Jeff came to Nevada County during the contentious NH2020 era, when passions were at their zenith concerning land use issues. It was comparable to being thrown into a snakepit, armed with nothing but a keyboard and a barrel of ink. Even though he was somewhat familiar with the terrain from his days as a reporter here, it was an unenviable position to be in, and he was immediately set upon by both sides in an effort to curry favor with the county’s main source of information. (Yes, there was an internet then, but it wasn’t nearly the force it is today.)

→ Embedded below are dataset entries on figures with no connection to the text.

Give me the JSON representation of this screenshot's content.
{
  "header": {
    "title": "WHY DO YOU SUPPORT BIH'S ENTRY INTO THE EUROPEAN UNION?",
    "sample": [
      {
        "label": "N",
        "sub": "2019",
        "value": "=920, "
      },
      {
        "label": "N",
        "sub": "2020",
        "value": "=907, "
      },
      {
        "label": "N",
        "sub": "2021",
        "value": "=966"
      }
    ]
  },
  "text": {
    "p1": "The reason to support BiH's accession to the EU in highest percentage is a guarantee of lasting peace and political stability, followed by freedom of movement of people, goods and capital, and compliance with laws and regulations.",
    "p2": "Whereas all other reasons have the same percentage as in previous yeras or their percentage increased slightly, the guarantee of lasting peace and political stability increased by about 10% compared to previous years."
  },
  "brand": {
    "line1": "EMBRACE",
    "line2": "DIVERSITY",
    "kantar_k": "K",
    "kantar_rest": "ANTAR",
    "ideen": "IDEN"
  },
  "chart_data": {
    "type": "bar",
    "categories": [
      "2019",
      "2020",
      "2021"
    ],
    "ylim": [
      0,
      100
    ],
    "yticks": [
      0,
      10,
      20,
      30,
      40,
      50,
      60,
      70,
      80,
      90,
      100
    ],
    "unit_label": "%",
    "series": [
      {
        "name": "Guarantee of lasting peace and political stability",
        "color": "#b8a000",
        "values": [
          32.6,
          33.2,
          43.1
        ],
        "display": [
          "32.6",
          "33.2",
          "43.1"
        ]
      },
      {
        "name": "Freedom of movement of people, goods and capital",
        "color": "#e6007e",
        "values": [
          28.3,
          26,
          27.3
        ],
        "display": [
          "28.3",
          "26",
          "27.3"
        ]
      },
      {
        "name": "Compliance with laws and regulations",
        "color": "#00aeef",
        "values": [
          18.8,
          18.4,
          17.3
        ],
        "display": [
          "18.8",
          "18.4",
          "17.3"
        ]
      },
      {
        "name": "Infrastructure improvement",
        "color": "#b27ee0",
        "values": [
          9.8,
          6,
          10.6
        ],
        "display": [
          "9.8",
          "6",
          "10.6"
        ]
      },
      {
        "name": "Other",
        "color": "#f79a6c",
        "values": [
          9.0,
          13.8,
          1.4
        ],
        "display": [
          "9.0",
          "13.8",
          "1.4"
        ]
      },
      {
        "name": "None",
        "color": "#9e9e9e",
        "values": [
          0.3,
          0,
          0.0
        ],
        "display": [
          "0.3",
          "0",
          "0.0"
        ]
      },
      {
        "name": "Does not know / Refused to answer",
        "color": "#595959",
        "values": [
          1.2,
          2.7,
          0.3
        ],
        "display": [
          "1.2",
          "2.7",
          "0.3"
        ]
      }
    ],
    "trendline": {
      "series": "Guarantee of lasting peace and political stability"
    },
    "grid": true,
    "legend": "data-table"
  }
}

Ackerman was the fourth publisher I had the privilege to work for at the paper. The first three were culled from the advertising arm of the business, and had little desire to express an opinion on the printed page. Jeff, who was a journalist, was not shy about writing what he thought about politicians, policies and people. He ruffled more than a few feathers during his decade-long stint at the top of the news heap. Whether you agreed with him or not, (and I didn’t always follow in lockstep) at least he had the gonads to take a stand. If one of my cartoons contradicted him, he’d still let it run.
Arthur Miller once said a good newspaper is a nation talking to itself. Media has taken some wrenching twists and turns in this new millenium with the rise of the internet, and newsrooms have been decimated by the loss of advertising dollars. Investigative journalism has become the victim of modern economics. People still want the news, they just don’t want to pay for it. As the internet becomes our main source of information, there is a tendency to gravitate to sites that project a certain point of view that caters to one’s own prejudices. It’s the news you want to see, the way you want to see it.
Despite the claims that The Union has become an arm of the right wing, (and there are plenty on the right that would dispute that notion) you can still find many points of view and articles of general interest in the paper every day. Maybe I’m prejudiced, since my work appears there twice a week, but then I’m just an old fashioned guy who still enjoys getting inky fingers from fondling pages that don’t glow in the dark.
So good luck, Jeff. I will miss you. And I look forward to seeing what the new blood will do with the paper that has survived since the civil war. Publishers and editors come and go, but the news goes on.